El 6 de marzo de 1848 salía hacia Madrid y Cádiz camino de Canarias con el recién nombrado obispo D. Buenaventura Codina. Tenía 40 años. Y es que tras la nueva rebelión armada de 1847 ya no era posible dar misiones en Cataluña. Desde el Puerto de la Luz de Gran Canaria hasta los ásperos arenales de Lanzarote resonó la convincente voz de Claret. Misionó Telde, Agüimes, Arucas, Gáldar, Guía, Firgas, Teror… El milagro de Cataluña se repitió de nuevo. Claret tuvo que predicar en las plazas, sobre los tablaos, al campo libre, entre multitudes que lo acosaban. A pesar de una pulmonía no cejó en su intenso trabajo. En Lanzarote dio misiones en Teguise y Arrecife.Gastó 15 meses de su vida en las Canarias, y dejó atrás conversiones y prodigios, profecías y leyendas.
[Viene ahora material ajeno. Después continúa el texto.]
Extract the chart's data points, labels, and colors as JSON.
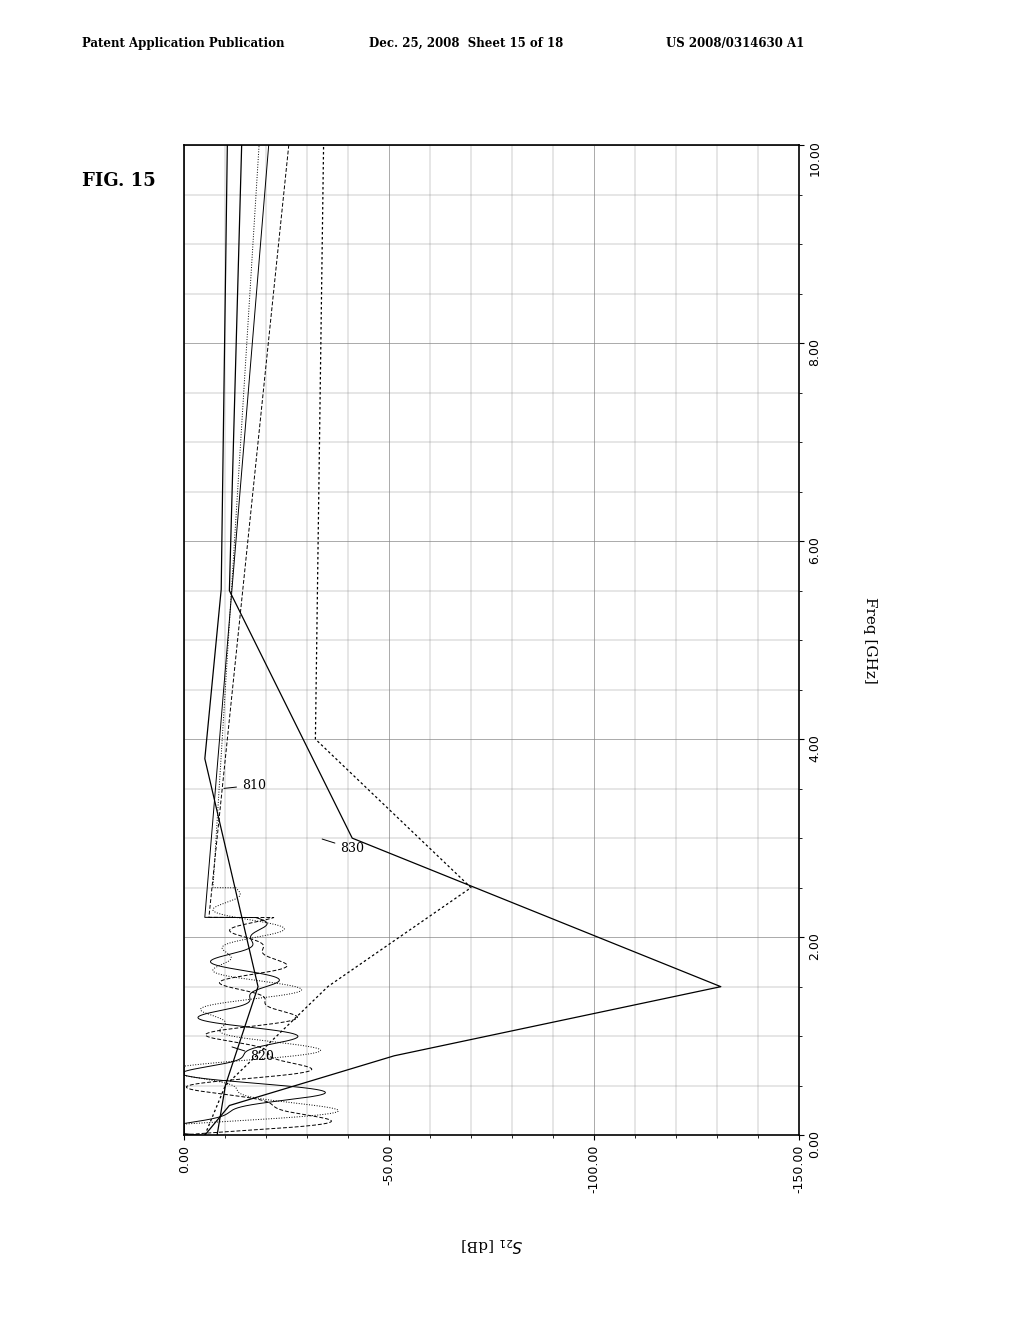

Los canarios vieron partir con lágrimas en los ojos un día a su padrito y lo despidieron con añoranza. Era en los últimos días de mayo de 1849. Aún perdura su recuerdo.

Poco después de su vuelta a Cataluña, el 16 de julio de 1849, a las tres de la tarde en una celda del seminario de Vic fundaba la Congregación de los Misioneros Hijos del Inmaculado Corazón de María, idea que venía madurando desde hacía tiempo. Tenía 41 años. Eran los Confundadores los PP. Esteban Sala, José Xifré, Manuel Vilaró, Domingo Fábregas y Jaime Clotet.»Hoy comienza una grande obra» -dijo el P. Claret.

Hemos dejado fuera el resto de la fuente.